Prepare twelve muffin cups by coating with spray. Set aside.
Combine almond milk and egg whites in a medium bowl. Season with salt and pepper, if desired; whisk to blend. Set aside.
Evenly place in veggies – feel free to get creative with your additions.
Bake for 15 to 20 minutes, or until a toothpick inserted into the center of egg cups comes out clean, and eggs are set.
21 Day Fix portions: about 1/2 red , 1/3 green per 2 eggs cups.
Oatmeal “Muffin” Cups
Oatmeal cups are freaking delicious. I love the texture, sweetness and ease of this recipe.
Serving size: 12 servings, 1 cup each
Ingredients:
Nonstick cooking spray
2 large eggs, lightly beaten
1 tsp. pure vanilla extract
2 large bananas, mashed
1 Tbsp. raw honey
2½ cups old-fashioned rolled oats
1 Tbsp. ground cinnamon
1½ tsp. baking powder
1½ cups water
¼ cup blueberries
Instructions:
Preheat oven to 350° F.
Prepare twelve muffin cups by coating with spray. Set aside.
Combine eggs, extract, bananas, and honey in a large bowl; mix well. Set aside.
Combine oats, cinnamon, and baking powder in a medium bowl; mix well.
Add oat mixture to egg mixture; mix well.
Add water; mix well.
Divide oat mixture evenly between prepared muffin cups.
Top with blueberries.
Bake 26 to 30 minutes, or until golden brown and toothpick inserted into the center comes out clean.
Tip:
Pecans, cashews, sunflower seeds, dried cranberries, or dark chocolate chips can be added 🙂
21 Day Fix Portions: about 1/2 yellow, 1/2 purple per each
Shredded Chicken
This salad bowl was delicious and everyone always asks how my shredded chicken looks so delicious. It’s actually super simple and easy to make.
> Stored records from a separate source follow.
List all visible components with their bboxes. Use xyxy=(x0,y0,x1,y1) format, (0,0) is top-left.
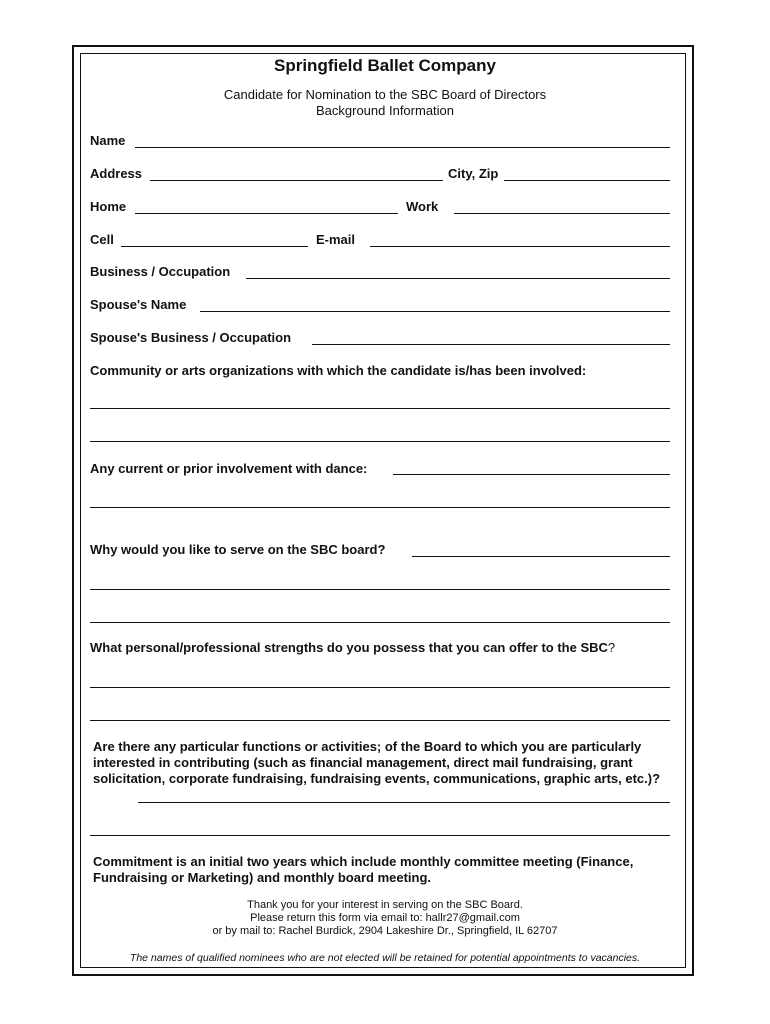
why-serve-answer-line[interactable] xyxy=(90,589,670,590)
return-mail-note: or by mail to: Rachel Burdick, 2904 Lakeshire Dr., Springfield, IL 62707 xyxy=(212,925,558,937)
why-serve-question: Why would you like to serve on the SBC board? xyxy=(90,542,386,557)
city-zip-field[interactable] xyxy=(504,180,670,181)
strengths-answer-line[interactable] xyxy=(90,687,670,688)
work-label: Work xyxy=(406,199,439,214)
community-question: Community or arts organizations with which the candidate is/has been involved: xyxy=(90,363,587,378)
strengths-question xyxy=(90,640,615,655)
functions-answer-line[interactable] xyxy=(138,802,670,803)
name-label: Name xyxy=(90,133,126,148)
commitment-note: Commitment is an initial two years which include monthly committee meeting (Finance, Fundraising or Marketing) and monthly board meeting. xyxy=(93,854,634,885)
spouse-business-label: Spouse's Business / Occupation xyxy=(90,330,292,345)
disclaimer-note: The names of qualified nominees who are not elected will be retained for potential appointments to vacancies. xyxy=(129,952,641,964)
work-phone-field[interactable] xyxy=(454,213,670,214)
community-answer-line[interactable] xyxy=(90,408,670,409)
form-title: Springfield Ballet Company xyxy=(274,56,496,75)
name-field[interactable] xyxy=(135,147,670,148)
functions-answer-line[interactable] xyxy=(90,835,670,836)
spouse-name-label: Spouse's Name xyxy=(90,297,187,312)
email-label: E-mail xyxy=(316,232,356,247)
return-email-note: Please return this form via email to: hallr27@gmail.com xyxy=(250,912,520,924)
city-zip-label: City, Zip xyxy=(448,166,499,181)
functions-question: Are there any particular functions or activities; of the Board to which you are particularly interested in contributing (such as financial management, direct mail fundraising, grant solicitation, corporate fundraising, fundraising events, communications, graphic arts, etc.)? xyxy=(93,739,661,786)
strengths-answer-line[interactable] xyxy=(90,720,670,721)
spouse-name-field[interactable] xyxy=(200,311,670,312)
home-phone-field[interactable] xyxy=(135,213,398,214)
cell-label: Cell xyxy=(90,232,114,247)
dance-question: Any current or prior involvement with dance: xyxy=(90,461,368,476)
dance-answer-line[interactable] xyxy=(90,507,670,508)
business-label: Business / Occupation xyxy=(90,264,231,279)
why-serve-answer-line[interactable] xyxy=(412,556,670,557)
form-subtitle-2: Background Information xyxy=(315,103,455,118)
address-label: Address xyxy=(90,166,143,181)
why-serve-answer-line[interactable] xyxy=(90,622,670,623)
address-field[interactable] xyxy=(150,180,443,181)
thanks-note: Thank you for your interest in serving on the SBC Board. xyxy=(247,899,523,911)
home-label: Home xyxy=(90,199,127,214)
strengths-question-text: What personal/professional strengths do you possess that you can offer to the SBC xyxy=(90,640,608,655)
business-field[interactable] xyxy=(246,278,670,279)
form-border xyxy=(72,45,694,976)
cell-field[interactable] xyxy=(121,246,308,247)
email-field[interactable] xyxy=(370,246,670,247)
dance-answer-line[interactable] xyxy=(393,474,670,475)
form-subtitle: Candidate for Nomination to the SBC Board of Directors xyxy=(223,87,547,102)
form-inner-border xyxy=(80,53,686,968)
strengths-question-mark: ? xyxy=(607,640,616,655)
spouse-business-field[interactable] xyxy=(312,344,670,345)
community-answer-line[interactable] xyxy=(90,441,670,442)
Here’s how I do it (about 4 servings)
Ingredients:
1 tablespoon olive oil (optional)
16 oz chicken breast
Flavorgod seasoning
Garlic powder
1 cup low-sodium chicken broth (or enough to cover chicken)
Instructions:
Place chicken in pan with broth, seasoning and olive oil.
Bring to boil and let simmer for 15-20 minutes.
Cover and leave heat on low.
Continue to cook for another 45-75 minutes or until chicken shreds when you use a fork.
To shred chicken, it’s easiest while warm/ Use two forks to pull the chicken apart.